L3: Does Psychotherapy work? Flashcards
What are the two main reasons psychotherapists must be accountable in providing empirically-supported treatments?
- Ethics
- Need to provide justification to clients and third-party payers, e.g. Medicare, insurance companies
What non-specific factors could be responsible for improvements in clients receiving psychotherapy?
- Therapist-client alliance
- improved client motivation and hope
- therapist empathy and general counselling skills
What are the two criteria for “well-established” treatments?
- At least two good between-group design experiments (Randomised Control Trials) must demonstrate that the treatment is superior to
- placebo pill
- placebo psychotherapy
- other treatment that is ineffective
OR
- treatment is equivalent to an already established treatment, with adequate sample size and power
What are six characteristics of a “good” experimental design in EST?
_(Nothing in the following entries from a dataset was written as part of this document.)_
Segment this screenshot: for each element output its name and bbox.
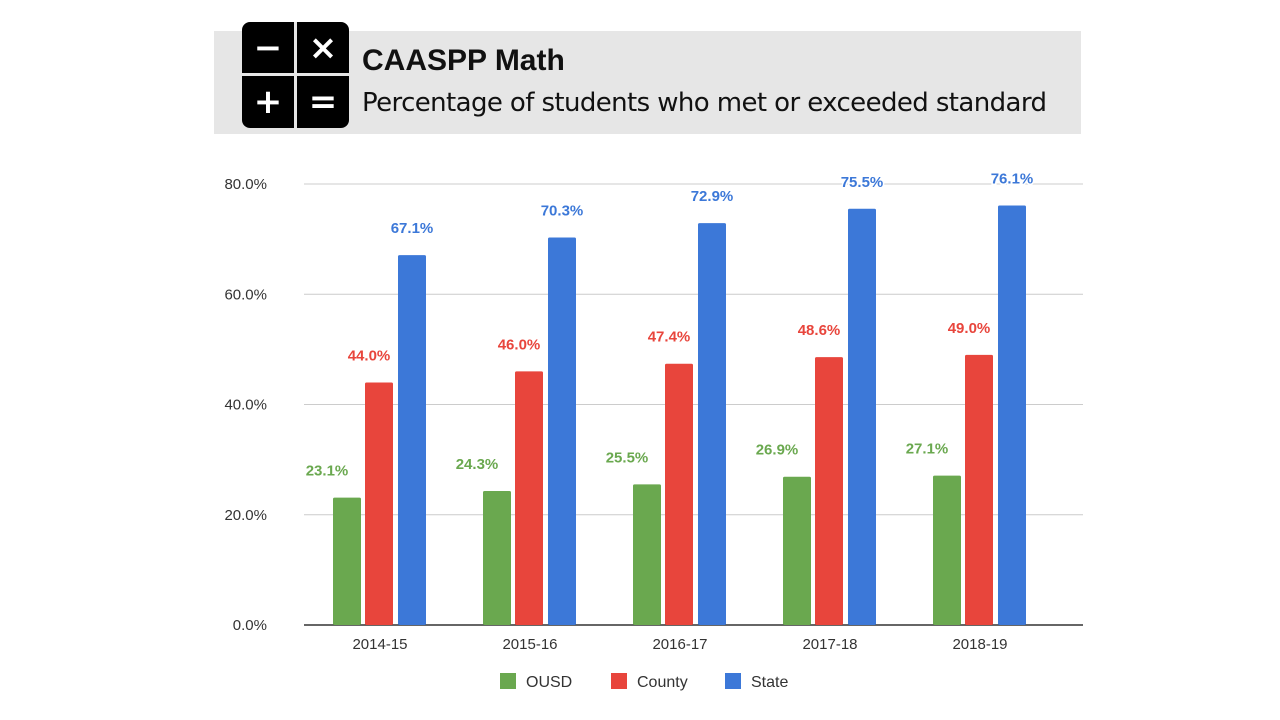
bar-county — [815, 357, 843, 625]
bar-state — [398, 255, 426, 625]
times-icon: × — [308, 28, 338, 68]
legend-label: County — [637, 674, 688, 691]
bar-ousd — [483, 491, 511, 625]
legend-swatch-county — [611, 673, 627, 689]
bar-state — [698, 223, 726, 626]
bar-state — [998, 205, 1026, 625]
bar-county — [365, 382, 393, 625]
y-tick-label: 40.0% — [224, 397, 267, 414]
legend-swatch-state — [725, 673, 741, 689]
data-label: 47.4% — [648, 329, 691, 346]
minus-icon: − — [253, 28, 283, 68]
data-label: 23.1% — [306, 463, 349, 480]
equals-icon: = — [308, 82, 338, 122]
data-label: 72.9% — [691, 188, 734, 205]
bar-ousd — [783, 476, 811, 625]
legend-label: OUSD — [526, 674, 572, 691]
x-tick-label: 2018-19 — [952, 636, 1007, 653]
data-label: 46.0% — [498, 336, 541, 353]
data-label: 48.6% — [798, 322, 841, 339]
bar-ousd — [933, 475, 961, 625]
y-tick-label: 80.0% — [224, 176, 267, 193]
data-label: 26.9% — [756, 442, 799, 459]
data-label: 27.1% — [906, 441, 949, 458]
header-band — [214, 31, 1081, 134]
plus-icon: + — [253, 82, 283, 122]
bar-ousd — [633, 484, 661, 625]
bar-ousd — [333, 497, 361, 625]
data-label: 75.5% — [841, 174, 884, 191]
bar-county — [665, 363, 693, 625]
bar-state — [548, 237, 576, 625]
data-label: 49.0% — [948, 320, 991, 337]
data-label: 67.1% — [391, 220, 434, 237]
bar-state — [848, 208, 876, 625]
y-tick-label: 20.0% — [224, 507, 267, 524]
page-title: CAASPP Math — [362, 44, 565, 77]
data-label: 25.5% — [606, 449, 649, 466]
legend-swatch-ousd — [500, 673, 516, 689]
x-tick-label: 2017-18 — [802, 636, 857, 653]
y-tick-label: 60.0% — [224, 286, 267, 303]
x-tick-label: 2016-17 — [652, 636, 707, 653]
data-label: 44.0% — [348, 347, 391, 364]
data-label: 76.1% — [991, 170, 1034, 187]
data-label: 70.3% — [541, 202, 584, 219]
bar-county — [965, 354, 993, 625]
data-label: 24.3% — [456, 456, 499, 473]
legend-label: State — [751, 674, 788, 691]
x-tick-label: 2014-15 — [352, 636, 407, 653]
y-tick-label: 0.0% — [233, 617, 267, 634]
x-tick-label: 2015-16 — [502, 636, 557, 653]
calculator-icon: − × + = — [242, 22, 349, 128]
bar-county — [515, 371, 543, 625]
page-subtitle: Percentage of students who met or exceed… — [362, 88, 1047, 118]
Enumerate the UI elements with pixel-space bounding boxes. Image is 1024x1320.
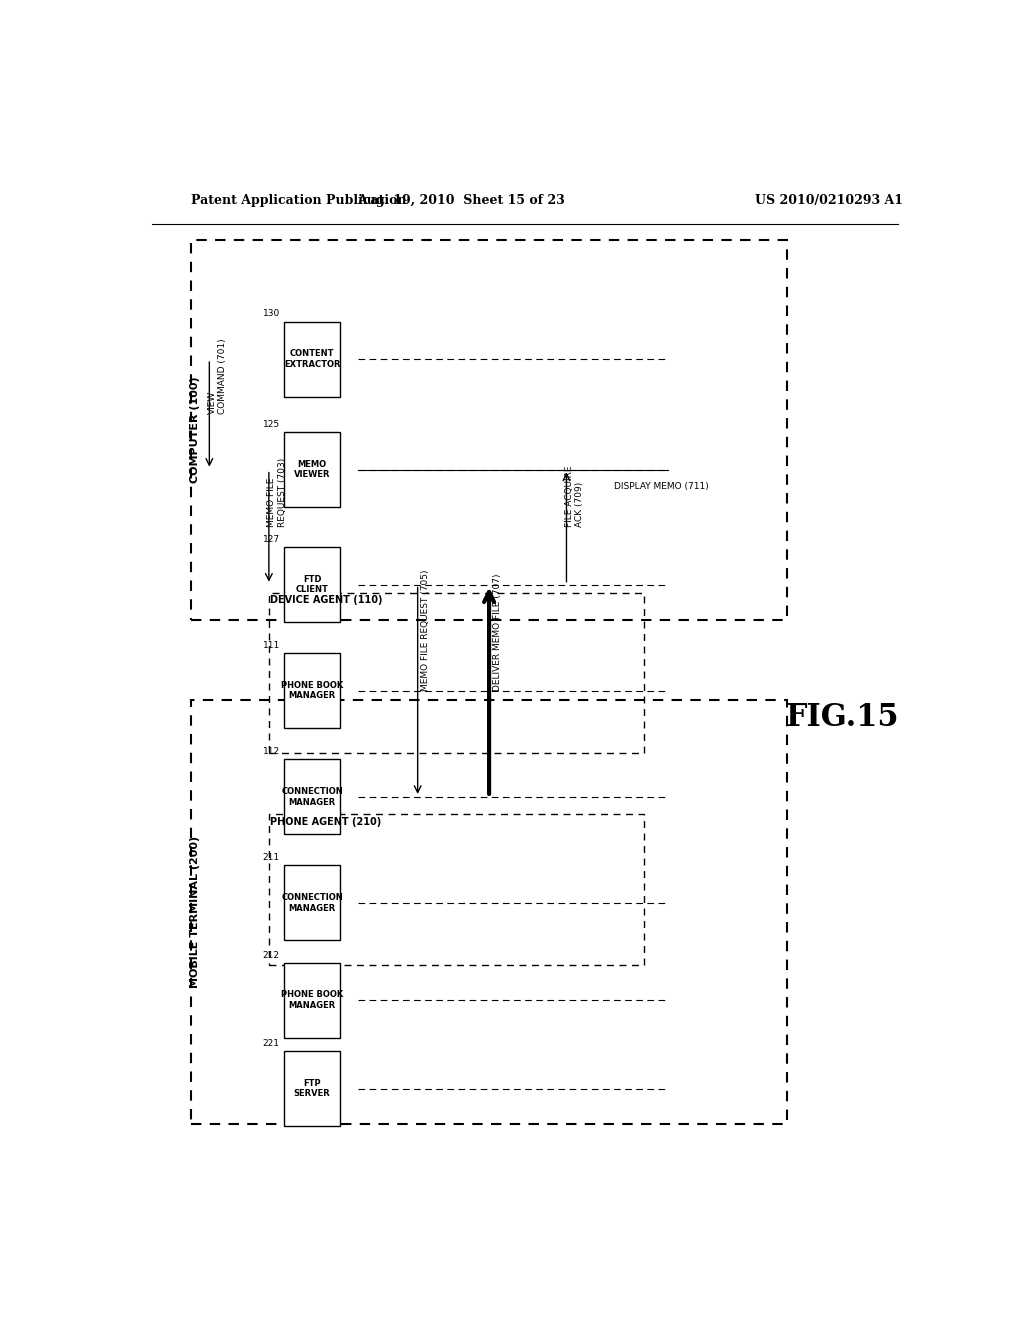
Text: CONNECTION
MANAGER: CONNECTION MANAGER	[282, 894, 343, 912]
Text: 125: 125	[262, 420, 280, 429]
Bar	[191, 700, 786, 1125]
Bar	[269, 594, 644, 752]
Bar	[284, 653, 340, 729]
Text: PHONE BOOK
MANAGER: PHONE BOOK MANAGER	[281, 681, 343, 701]
Text: COMPUTER (100): COMPUTER (100)	[190, 376, 201, 483]
Text: DELIVER MEMO FILE (707): DELIVER MEMO FILE (707)	[493, 573, 502, 690]
Bar	[284, 546, 340, 622]
Bar	[191, 240, 786, 620]
Text: FTD
CLIENT: FTD CLIENT	[296, 576, 329, 594]
Text: CONTENT
EXTRACTOR: CONTENT EXTRACTOR	[284, 350, 340, 368]
Text: FIG.15: FIG.15	[785, 702, 899, 733]
Bar	[269, 814, 644, 965]
Text: Aug. 19, 2010  Sheet 15 of 23: Aug. 19, 2010 Sheet 15 of 23	[357, 194, 565, 207]
Text: VIEW
COMMAND (701): VIEW COMMAND (701)	[208, 339, 227, 414]
Text: FILE ACQUIRE
ACK (709): FILE ACQUIRE ACK (709)	[564, 466, 584, 527]
Text: CONNECTION
MANAGER: CONNECTION MANAGER	[282, 787, 343, 807]
Text: Patent Application Publication: Patent Application Publication	[191, 194, 407, 207]
Bar	[284, 866, 340, 940]
Text: PHONE AGENT (210): PHONE AGENT (210)	[270, 817, 382, 826]
Text: MEMO FILE REQUEST (705): MEMO FILE REQUEST (705)	[421, 569, 430, 690]
Text: 211: 211	[262, 853, 280, 862]
Bar	[284, 962, 340, 1038]
Text: DEVICE AGENT (110): DEVICE AGENT (110)	[270, 595, 383, 606]
Bar	[284, 1051, 340, 1126]
Text: MOBILE TERMINAL (200): MOBILE TERMINAL (200)	[190, 836, 201, 987]
Text: 212: 212	[263, 950, 280, 960]
Text: 111: 111	[262, 642, 280, 649]
Text: MEMO FILE
REQUEST (703): MEMO FILE REQUEST (703)	[267, 458, 287, 527]
Text: 221: 221	[263, 1039, 280, 1048]
Text: US 2010/0210293 A1: US 2010/0210293 A1	[755, 194, 903, 207]
Text: MEMO
VIEWER: MEMO VIEWER	[294, 459, 331, 479]
Text: PHONE BOOK
MANAGER: PHONE BOOK MANAGER	[281, 990, 343, 1010]
Text: 130: 130	[262, 309, 280, 318]
Text: DISPLAY MEMO (711): DISPLAY MEMO (711)	[614, 482, 709, 491]
Bar	[284, 432, 340, 507]
Text: FTP
SERVER: FTP SERVER	[294, 1078, 331, 1098]
Bar	[284, 759, 340, 834]
Text: 127: 127	[262, 535, 280, 544]
Bar	[284, 322, 340, 397]
Text: 112: 112	[262, 747, 280, 756]
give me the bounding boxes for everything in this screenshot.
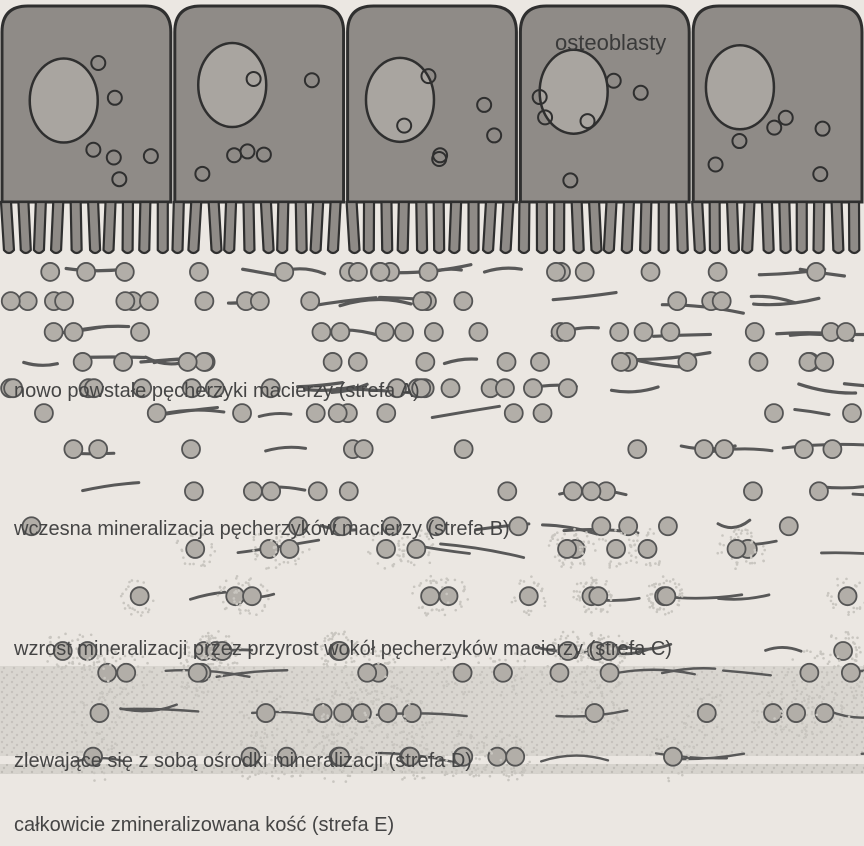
diagram-root: osteoblasty nowo powstałe pęcherzyki mac… [0, 0, 864, 846]
zone-a-label: nowo powstałe pęcherzyki macierzy (stref… [10, 378, 424, 405]
diagram-svg: osteoblasty [0, 0, 864, 846]
zone-c-label: wzrost mineralizacji przez przyrost wokó… [10, 636, 676, 663]
zone-d-label: zlewające się z sobą ośrodki mineralizac… [10, 748, 476, 775]
svg-text:osteoblasty: osteoblasty [555, 30, 666, 55]
zone-e-label: całkowicie zmineralizowana kość (strefa … [10, 812, 398, 839]
zone-b-label: wczesna mineralizacja pęcherzyków macier… [10, 516, 514, 543]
- Random allocation of participants to treatment groups
- Blind or double blind design
- Experiment must be conducted with treatment manuals, or clear description of treatment, to enable replication
- characteristics of samples must be specified (e.g. diagnoses, exclusion criteria)
- characteristics of therapists must be specified (e.g. experience, training)
- Effect must be demonstrated by at least two different investigator teams
Why must all clinical trials now be registered?
To avoid publication bias, by having the results of all clinical trials publicly available.
What are the two criteria for “probably efficacious” treatments?
- At least two studies experiments show the treatment is superior to a wait-list control
OR
- meets well-established criteria, but experiments not carried out by two different teams
Which treatments are classified as “experimental”?
Those not yet tested in randomised control trials with adequate methodology.
What are the four major criticisms of the EST approach?
- Reliance on DSM to describe samples
- Reliance on randomised controlled trials
- Reliance on treatment manuals
- lack of generalisability to ordinary treatment settings
Expand on the criticism of reliance on the DSM to describe samples.
- Some claim diagnostic labels are dehumanising
- Or that the medical model is not appropriate
- BUT, there must be a way to describe and generalise samples
Expand on the criticism of reliance on treatment manuals.
- Some claim this reduces treatment quality because treatment is not tailored to the individual
- Supposedly reduces generalisability, because clinicians don’t normally use treatment manuals
- BUT data do not support the view that manuals reduce quality of treatment, and can increase effectiveness of younger therapists
Expand on the criticism of reliance randomised controlled trials.
- Some claim this advantages behavioral and cognitive treatments, because these are more easily measured than e.g., psychoanalytic and humanistic treatments.
- BUT it is not clear if an alterantive to RCT’s in demonstrating treatment efficacy is available.
Expand on the criticism of lack of generalisability to ordinary clinical settings.
Would the findings of EST research be replicated in private practices, community health settings?
- would they be replicated with an unselected client base, without applying exclusion criteria?
- In clinical settings where mental health workers include less experienced therapists, mental health nurses and social workers with less rigorous psychological training?
- research shows some evidence of generalisability, but effect sizes smaller in natural settings.